"Artificial intelligence (AI) could spell the end of the human race,” said Stephen Hawking when the BBC asked him what he thought of AI. Unsurprisingly, sentiments like these from thought leaders — along with countless movies in which evil robots take over the world — has cast a long shadow over the understanding of AI.
So much so, in fact, that at the Mindshare Huddle on 15 November, much of our discussion focused on the public perception of AI. Now, I’m not going to argue with Stephen Hawking’s ideas on what AI might become. But the reality of AI today, and for a long time to come, is much less dramatic and more benign.
AI Already Walks among Us
In fact, a Deepmind AI simulation even taught itself to walk. AI is here and you’re probably even using it while you read this blog post. Apple’s Siri speech recognition, Netflix’s recommendation engine, Google’s search algorithms — all AI we use today and take for granted. And very soon, they’ll be joined by AI’s that drive cars, revolutionise medical science and help us in lots of other ways.
These are examples of a specific type of AI, called machine learning. Machine learning uses a computer’s ability to process large amounts of data, discover patterns in that data and then turn it into an output that serves as an instruction or command to machines. The technique has been around since 1959, but today’s powerful computing processors and ever-increasing data storage capacity allow it to be used far more widely than ever before.
How Does Machine Learning Work?
Machine learning calculates the probability of a future event based on observations from past data. Let’s say I wanted to predict whether I am going to take my two kids to a playground today.
I’d feed my machine-learning algorithm with lots of data – the weather, the day of the week, the school holiday calendar and so on — about all the days in the past when I had and hadn’t taken my kids to the park. AI would then sort this data, to spot the variables common to the days on which I took my daughters to play on the swings.
I’m fairly certain that it would assign the highest probability scores against weekend-days with sunny weather and the lowest probability scores against days that were both work-days and school-days on which it was raining.
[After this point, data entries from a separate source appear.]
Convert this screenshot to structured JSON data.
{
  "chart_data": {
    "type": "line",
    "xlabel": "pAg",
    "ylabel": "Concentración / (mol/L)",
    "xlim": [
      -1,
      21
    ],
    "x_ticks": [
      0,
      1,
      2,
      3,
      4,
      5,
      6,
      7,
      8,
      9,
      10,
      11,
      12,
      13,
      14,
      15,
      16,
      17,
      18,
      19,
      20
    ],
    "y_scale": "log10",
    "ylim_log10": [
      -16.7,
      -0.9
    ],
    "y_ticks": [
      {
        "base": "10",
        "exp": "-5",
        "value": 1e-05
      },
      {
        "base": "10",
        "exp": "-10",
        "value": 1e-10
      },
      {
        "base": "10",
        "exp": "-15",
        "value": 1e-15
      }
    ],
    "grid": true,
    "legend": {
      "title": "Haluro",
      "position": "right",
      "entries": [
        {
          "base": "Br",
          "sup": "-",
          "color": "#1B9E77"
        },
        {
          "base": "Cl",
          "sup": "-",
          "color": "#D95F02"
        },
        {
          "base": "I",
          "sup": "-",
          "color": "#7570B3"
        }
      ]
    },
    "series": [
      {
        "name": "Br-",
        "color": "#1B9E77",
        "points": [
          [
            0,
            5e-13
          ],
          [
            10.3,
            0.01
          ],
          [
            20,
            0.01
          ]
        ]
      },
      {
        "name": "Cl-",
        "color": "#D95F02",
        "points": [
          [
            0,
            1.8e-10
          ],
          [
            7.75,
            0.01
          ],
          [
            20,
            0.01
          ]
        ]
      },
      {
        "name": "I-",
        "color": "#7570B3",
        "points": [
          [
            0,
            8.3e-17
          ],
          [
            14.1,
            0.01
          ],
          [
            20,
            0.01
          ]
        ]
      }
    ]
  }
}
But who knows? One of the great things about AI is that it can and often does spot patterns that we can’t, patterns that can help us improve our businesses and our lives. And the more data points and data volumes we give to these systems, the better their predictions get.
So How Does All This Apply to Advertising?
Serving digital ads produces vast amounts of data points and machine learning is uniquely suitable to learn from this data and place a specific value on a programmatic ad impression the DSP offers based on observations from past data. There’s also far more inventory now than you could possibly access by place using manual insertion orders.
A human campaign manager can look at a relatively small set of variables: the time of day, publisher and so on which have performed the best. AIs such as Xaxis’ Copilot can look at thousands of variables, in near real time, to find exactly the combination of targeting variables for maximum performance.
But that doesn’t mean that the role of campaign manager is obsolete. In fact, it’s more important than ever. For the AI to deliver the right output, it needs the correct input. That requires knowledge of the client, the brief, the industry and the know-how on how to integrate client data sets to ensure that Optimisation is as closely aligned as possible to the Outcomes the advertiser aims to achieve.
Success also depends upon campaign managers who know the AI well enough to work with engineering teams to develop new data-led strategies. At Xaxis, our campaign managers even work with data scientists and engineers to develop new, innovative campaign-specific algorithms for Copilot.
AI-powered systems in advertising are already invaluable tools to make media investment go further and ad campaigns perform better. In the future, they’ll be even cleverer, more adaptive and higher performing. And that’s great news for advertisers but also for those of us working in the ad industry.